Saturday, May 18, 2013

Tiga Cerita Tentang Diskriminasi

Kamus Oxford memberi batasan tentang diskriminasi sebagai suatu perlakuan yang tidak adil atau 'prejudicial' khususnya berkaitan dengan ras, usia atau jenis kelamin.

Saya punya tiga kisah menarik berkaitan dengan perlakuan yang tidak adil semata-mata karena ras atau warna kulit berbeda yang didapatkan dari teman baik saya. Kurang lebih begini ceritanya ...

Cerita Pertama
Seorang wanita Amerika bersama suaminya sedang mengantri di supermarket di suatu negeri di Timur Tengah ketika tiba-tiba wanita lain -yang tampak dari pakaian dan wajahnya seperti orang lokal- mendekatinya dan menyuruh wanita itu dengan kasar untuk minggir dari antrian sehingga ia bisa lebih dulu dilayani.
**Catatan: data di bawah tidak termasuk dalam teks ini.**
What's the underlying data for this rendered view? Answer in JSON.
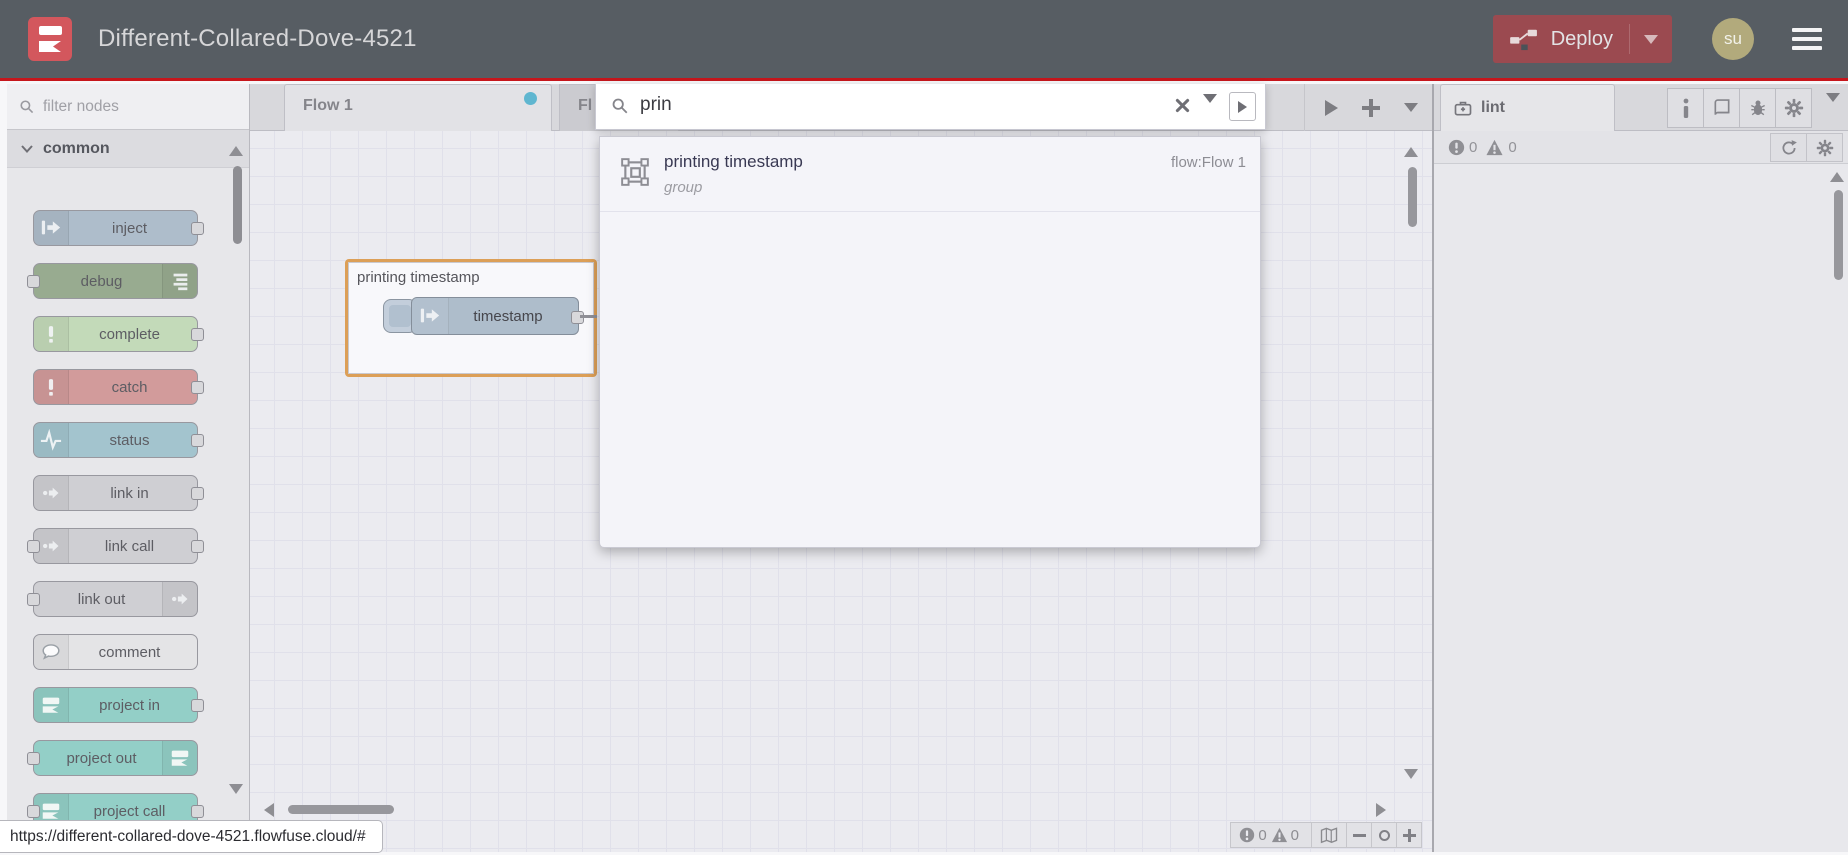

Sang perempuan Amerika yang 'tahu aturan' ini pun tidak serta merta menuruti kemauan aneh bin ajaib si perempuan itu, dibantu oleh suaminya yang padahal nota bene orang Timur Tengah juga, mereka memperjuangkan 'nasibnya', terjadilah perang mulut sengit yang berakhir dengan dorong mendorong dan mengakibatkan luka memar di tubuh sang wanita Amerika.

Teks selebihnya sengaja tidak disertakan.